Hinweis: Die Kontonummer zur Unterstützung der Videoserie kann hier angefordert werden.

Das Anliegen der Videos auf dieser Webseite

In den Jahren 1917 bis 1922 wurde von Rudolf Steiner der Keim einer vollkommen neuen Idee des sozialen Zusammenlebens in die Seelen der Menschen gepflanzt, die sich dieser Idee zuwenden konnten. Es war eine Idee, die dem mitteleuropäischen Geistesleben entsprang, welches in seiner Ausrichtung allgemein-menschlich und damit Menschen allen Ethnien weltweit zugänglich ist und deren Lebenssituation gemäß ausgeprägt werden kann. Diese Idee kann allerdings erst dann wirksam werden, wenn eine gewisse Anzahl von Menschen in der Lage ist, die Fähigkeit zu entwickeln, neben dem auf verstandesmäßige Ordnung der Sinnesbeobachtungen beruhenden Denken, weitere Formen des Denkens auszubilden. Diese Fähigkeit hatten am Anfang des zwanzigsten Jahrhunderts erst wenige Menschen entwickelt. Zu wenig, wie die Geschichte der Dreigliederungsidee zeigt. Die Videos beleuchten nicht nur die Idee der Dreigliederung, sondern versuchen zugleich auch den Denkweg nachzuvollziehen, den Rudolf Steiner erkenntnistheoretisch begründete und für das Auffinden von sozialen Erneuerungskräften als notwendig ansah.

Eine Persönlichkeit, die diese Form des Denkens in hohem Maße schon entwickelt hatte, war der Schotte Daniel Nicol Dunlop. Er vermochte die Idee nicht nur zu denken, sondern ihm gelang es, sein Handeln so zu gestalten, dass es bis in die Ausbildung von überbetrieblichen wirtschaftlichen Gemeinschaftseinrichtungen hinein wirksam wurde. Er arbeitete aus diesen Kräften, schon bevor Rudolf Steiner die Idee der Dreigliederung in eine Gedankenform brachte. So begründete er schon 1911 den Verband der British Electrical and Allied Manufacturers Association. 1924 gelang es ihm, die World Power Conference ins Leben zu rufen, die in modifizierter Form als World Energy Council noch heute existiert. Dunlop verfügte in hohem Maße über dieses Denken ohne es erkenntnistheoretisch zu begründen. Er vermochte daher aus dem Geist der Dreigliederungsidee zu handeln. Er repräsentiert ein veredeltes westliches Geistesleben, das in einen fruchtbaren Dialog mit dem mitteleuropäischen Geistesleben treten konnte.

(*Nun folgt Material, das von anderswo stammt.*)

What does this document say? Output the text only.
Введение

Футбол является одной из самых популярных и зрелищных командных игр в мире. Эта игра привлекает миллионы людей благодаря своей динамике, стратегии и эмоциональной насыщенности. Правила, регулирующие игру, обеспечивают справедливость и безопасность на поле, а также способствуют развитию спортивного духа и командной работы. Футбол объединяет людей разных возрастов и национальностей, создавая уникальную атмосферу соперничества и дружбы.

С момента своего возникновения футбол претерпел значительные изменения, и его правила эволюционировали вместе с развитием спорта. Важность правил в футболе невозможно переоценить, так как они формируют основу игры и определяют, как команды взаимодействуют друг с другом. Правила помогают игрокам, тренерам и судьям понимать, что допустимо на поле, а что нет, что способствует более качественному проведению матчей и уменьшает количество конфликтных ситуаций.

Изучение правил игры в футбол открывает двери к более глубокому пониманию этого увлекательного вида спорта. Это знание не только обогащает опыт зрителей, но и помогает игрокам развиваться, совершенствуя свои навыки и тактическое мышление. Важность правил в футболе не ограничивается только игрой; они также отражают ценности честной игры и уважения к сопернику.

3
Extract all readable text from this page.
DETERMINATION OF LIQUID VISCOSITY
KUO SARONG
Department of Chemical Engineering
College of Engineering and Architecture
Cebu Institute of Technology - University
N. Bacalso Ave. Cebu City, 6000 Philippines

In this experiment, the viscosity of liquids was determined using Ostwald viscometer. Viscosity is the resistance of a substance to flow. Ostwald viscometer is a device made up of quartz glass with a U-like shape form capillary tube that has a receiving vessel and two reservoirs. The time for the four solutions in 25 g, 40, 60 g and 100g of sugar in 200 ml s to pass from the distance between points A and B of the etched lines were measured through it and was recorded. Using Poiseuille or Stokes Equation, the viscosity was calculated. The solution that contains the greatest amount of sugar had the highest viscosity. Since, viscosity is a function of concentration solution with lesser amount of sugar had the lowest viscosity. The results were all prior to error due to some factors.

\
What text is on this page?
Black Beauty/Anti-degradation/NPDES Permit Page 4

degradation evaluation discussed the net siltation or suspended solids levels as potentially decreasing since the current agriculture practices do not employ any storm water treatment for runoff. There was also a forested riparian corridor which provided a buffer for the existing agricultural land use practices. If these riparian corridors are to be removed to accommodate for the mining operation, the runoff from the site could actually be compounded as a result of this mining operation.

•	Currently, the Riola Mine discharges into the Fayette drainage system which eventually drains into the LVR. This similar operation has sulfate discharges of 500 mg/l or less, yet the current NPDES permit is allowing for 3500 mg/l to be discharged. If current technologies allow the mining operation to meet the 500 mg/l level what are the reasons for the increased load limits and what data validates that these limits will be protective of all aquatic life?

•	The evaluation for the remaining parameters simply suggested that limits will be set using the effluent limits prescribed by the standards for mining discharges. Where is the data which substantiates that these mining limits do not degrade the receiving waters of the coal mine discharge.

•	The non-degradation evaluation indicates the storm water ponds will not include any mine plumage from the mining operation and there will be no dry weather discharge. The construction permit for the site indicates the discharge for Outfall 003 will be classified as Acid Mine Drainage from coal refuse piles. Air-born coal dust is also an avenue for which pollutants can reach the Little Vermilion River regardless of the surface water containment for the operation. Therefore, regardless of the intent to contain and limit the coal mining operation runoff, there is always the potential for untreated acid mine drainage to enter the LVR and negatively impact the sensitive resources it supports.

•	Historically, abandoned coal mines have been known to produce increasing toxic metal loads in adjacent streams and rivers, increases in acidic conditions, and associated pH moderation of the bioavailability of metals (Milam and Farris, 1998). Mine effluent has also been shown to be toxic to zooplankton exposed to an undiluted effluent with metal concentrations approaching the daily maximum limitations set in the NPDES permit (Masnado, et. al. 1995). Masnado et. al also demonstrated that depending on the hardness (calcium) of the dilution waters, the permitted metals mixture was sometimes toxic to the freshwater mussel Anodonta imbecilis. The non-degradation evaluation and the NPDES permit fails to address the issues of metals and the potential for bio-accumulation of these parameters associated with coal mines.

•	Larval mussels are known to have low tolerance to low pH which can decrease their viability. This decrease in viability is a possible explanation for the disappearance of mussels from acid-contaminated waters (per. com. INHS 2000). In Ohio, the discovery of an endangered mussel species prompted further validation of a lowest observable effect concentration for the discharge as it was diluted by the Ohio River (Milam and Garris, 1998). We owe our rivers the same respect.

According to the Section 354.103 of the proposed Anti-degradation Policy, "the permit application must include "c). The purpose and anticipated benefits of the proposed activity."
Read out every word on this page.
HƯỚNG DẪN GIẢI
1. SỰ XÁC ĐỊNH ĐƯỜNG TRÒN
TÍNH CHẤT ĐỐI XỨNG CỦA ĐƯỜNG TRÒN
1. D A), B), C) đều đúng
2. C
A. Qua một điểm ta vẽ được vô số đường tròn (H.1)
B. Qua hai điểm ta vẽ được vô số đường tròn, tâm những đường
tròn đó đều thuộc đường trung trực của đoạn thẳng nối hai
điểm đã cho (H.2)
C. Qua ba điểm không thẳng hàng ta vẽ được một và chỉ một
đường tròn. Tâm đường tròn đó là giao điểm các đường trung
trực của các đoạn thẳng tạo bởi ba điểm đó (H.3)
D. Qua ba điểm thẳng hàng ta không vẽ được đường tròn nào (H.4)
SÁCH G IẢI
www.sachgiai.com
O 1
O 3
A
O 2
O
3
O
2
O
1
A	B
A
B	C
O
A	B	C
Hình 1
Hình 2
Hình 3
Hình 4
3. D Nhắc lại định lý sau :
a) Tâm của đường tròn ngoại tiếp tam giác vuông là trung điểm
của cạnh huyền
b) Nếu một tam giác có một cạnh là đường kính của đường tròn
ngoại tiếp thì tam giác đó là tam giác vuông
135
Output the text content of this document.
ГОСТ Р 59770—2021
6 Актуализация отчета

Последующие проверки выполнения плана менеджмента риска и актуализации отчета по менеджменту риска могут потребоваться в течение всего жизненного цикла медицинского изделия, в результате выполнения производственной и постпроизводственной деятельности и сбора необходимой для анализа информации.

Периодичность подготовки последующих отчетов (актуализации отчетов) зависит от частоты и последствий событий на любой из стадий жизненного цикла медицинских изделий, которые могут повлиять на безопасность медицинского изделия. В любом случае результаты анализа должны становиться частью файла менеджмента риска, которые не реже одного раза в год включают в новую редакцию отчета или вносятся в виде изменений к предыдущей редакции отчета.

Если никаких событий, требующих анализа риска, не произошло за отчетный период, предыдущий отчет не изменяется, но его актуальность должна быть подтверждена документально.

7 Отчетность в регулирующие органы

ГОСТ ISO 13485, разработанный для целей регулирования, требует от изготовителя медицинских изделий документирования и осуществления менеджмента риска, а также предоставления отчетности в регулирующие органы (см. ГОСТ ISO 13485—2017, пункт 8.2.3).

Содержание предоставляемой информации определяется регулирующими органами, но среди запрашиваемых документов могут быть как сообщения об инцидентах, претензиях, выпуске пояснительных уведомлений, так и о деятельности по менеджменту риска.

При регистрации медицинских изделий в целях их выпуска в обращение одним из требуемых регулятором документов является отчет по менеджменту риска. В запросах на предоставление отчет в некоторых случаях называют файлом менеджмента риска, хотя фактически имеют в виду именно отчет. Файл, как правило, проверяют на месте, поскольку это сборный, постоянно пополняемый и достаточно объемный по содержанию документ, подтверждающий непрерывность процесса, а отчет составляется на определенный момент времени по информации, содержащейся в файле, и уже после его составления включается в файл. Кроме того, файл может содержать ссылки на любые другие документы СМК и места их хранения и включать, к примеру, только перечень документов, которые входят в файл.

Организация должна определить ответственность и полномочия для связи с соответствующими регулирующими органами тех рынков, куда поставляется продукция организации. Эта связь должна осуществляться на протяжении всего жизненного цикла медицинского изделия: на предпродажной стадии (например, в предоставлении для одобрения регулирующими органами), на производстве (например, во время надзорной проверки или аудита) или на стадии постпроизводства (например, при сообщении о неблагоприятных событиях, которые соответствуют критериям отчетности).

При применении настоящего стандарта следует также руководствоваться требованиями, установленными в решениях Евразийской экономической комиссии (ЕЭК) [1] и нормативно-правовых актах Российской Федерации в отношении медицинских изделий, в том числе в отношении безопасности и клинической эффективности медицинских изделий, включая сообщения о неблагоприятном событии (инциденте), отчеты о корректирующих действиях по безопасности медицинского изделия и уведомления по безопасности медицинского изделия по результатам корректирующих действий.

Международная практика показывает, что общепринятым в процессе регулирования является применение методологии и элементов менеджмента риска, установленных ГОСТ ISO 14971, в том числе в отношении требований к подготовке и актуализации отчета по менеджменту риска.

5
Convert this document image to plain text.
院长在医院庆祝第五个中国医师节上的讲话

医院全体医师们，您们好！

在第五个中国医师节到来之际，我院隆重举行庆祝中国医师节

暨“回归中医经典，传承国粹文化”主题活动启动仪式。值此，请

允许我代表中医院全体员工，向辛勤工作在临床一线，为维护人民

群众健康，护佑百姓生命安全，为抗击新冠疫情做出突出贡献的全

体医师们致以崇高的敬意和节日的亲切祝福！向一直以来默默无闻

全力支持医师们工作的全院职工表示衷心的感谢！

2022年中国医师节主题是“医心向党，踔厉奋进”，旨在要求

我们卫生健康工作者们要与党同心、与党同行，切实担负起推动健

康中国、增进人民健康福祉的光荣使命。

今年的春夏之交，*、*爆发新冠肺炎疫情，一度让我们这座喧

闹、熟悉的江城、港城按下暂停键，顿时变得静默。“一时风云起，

Die Aufgabe des mitteleuropäischen Geisteslebens ist die Verlebendigung des Denkens, das zu einer Spiritualisierung desselben führt. Eine Idee, wie die der Dreigliederung des sozialen Organismus ins Leben tragen zu wollen, ohne sich um eine solche Spiritualisierung zu bemühen, muss notwendig scheitern. Das zeigt die Entwicklung von 1917 bis 1922, in der viele Menschen zwar äußerst bemüht waren, dieser gerecht zu werden, aber dennoch an der Größe der Aufgabe scheiterten. Dennoch, dadurch dass die Idee damals mit starker Kraft in die Welt getragen wurde, sind heute die Anknüpfungspunkte vorhanden, um an ihr weiter zu arbeiten.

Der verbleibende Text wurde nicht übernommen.